La liste « Ensemble Soyons Saint-Nazaire » rassemble plusieurs formations de gauche dont La France insoumise (LFI), les Écologistes, le Parti Communiste Français (PCF), le Nouveau Parti Anticapitaliste (NPA), Génération-s et Debout. Face à ces attaques, Matthias Tavel et Violaine Lucas, tête de liste, ont déposé deux plaintes distinctes pour faire condamner ces actes de vandalisme politique.

Contexte national inquiétant

Ces incidents à Saint-Nazaire ne sont pas isolés. Ces derniers jours, plusieurs permanences d'élus ont été prises pour cible à travers l'hexagone. Des dégradations similaires ont été recensées à Lille, Metz, Castres, Bordeaux et Rouen, avec des méthodes variées allant du lancement de projectiles aux jets de liquide rouge symbolique.

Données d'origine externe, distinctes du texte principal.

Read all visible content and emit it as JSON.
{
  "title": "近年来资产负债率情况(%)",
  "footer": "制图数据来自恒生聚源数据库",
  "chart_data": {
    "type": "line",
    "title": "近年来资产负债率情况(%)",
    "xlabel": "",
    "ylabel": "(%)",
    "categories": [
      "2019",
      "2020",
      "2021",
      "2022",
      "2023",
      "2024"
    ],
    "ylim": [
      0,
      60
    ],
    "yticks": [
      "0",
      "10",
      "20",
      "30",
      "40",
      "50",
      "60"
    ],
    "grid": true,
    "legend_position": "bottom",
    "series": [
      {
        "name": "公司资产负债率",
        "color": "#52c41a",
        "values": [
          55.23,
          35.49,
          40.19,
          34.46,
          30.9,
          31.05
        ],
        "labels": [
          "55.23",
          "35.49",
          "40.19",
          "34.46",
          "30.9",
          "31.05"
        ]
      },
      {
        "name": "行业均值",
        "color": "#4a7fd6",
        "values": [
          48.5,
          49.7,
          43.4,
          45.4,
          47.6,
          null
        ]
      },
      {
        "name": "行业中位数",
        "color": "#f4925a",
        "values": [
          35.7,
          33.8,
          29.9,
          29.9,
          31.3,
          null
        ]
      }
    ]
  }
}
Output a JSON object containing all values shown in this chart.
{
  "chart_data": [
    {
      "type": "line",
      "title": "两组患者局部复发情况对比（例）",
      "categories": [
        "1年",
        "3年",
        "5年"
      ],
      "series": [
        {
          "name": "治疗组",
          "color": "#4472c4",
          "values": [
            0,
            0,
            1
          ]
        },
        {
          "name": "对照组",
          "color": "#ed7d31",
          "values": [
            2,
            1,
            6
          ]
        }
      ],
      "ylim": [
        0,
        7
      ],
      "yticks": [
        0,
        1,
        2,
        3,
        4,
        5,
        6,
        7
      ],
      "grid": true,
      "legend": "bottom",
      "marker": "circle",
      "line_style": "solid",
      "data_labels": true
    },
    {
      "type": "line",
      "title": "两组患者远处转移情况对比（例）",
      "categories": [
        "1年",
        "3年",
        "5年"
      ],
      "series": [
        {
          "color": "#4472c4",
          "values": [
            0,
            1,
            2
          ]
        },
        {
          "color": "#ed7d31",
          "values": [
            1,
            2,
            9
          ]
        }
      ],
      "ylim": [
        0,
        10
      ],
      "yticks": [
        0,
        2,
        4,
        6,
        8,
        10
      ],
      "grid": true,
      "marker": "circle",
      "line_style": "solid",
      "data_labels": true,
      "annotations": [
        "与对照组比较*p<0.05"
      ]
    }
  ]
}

Mercredi dernier, le siège national de La France insoumise, situé dans le Xe arrondissement de Paris, a même dû être brièvement évacué suite à une alerte à la bombe, montrant l'ampleur de la tension politique actuelle.

L'affaire Quentin Deranque au cœur des tensions

Le militant nationaliste Quentin Deranque a été tué la semaine dernière en marge d'une conférence de l'eurodéputée LFI Rima Hassan à Sciences Po Lyon. Il était présent pour assurer la sécurité de militantes du collectif identitaire Némésis lorsque plusieurs personnes cagoulées l'ont attaqué mortellement.

Parmi les onze personnes interpellées dans cette affaire figurent deux collaborateurs parlementaires du député LFI Raphaël Arnault, fondateur du groupe d'ultragauche La Jeune Garde. Les Insoumis dénoncent fermement toute tentative d'établir un lien entre leur mouvement politique et la mort de Quentin Deranque, considérant ces accusations comme infondées et dangereuses.

Cette série de vandalisme politique intervient donc dans un climat particulièrement inflammable où les tensions idéologiques semblent s'exacerber, avec des conséquences concrètes sur le terrain pour les élus et militants de différentes sensibilités politiques.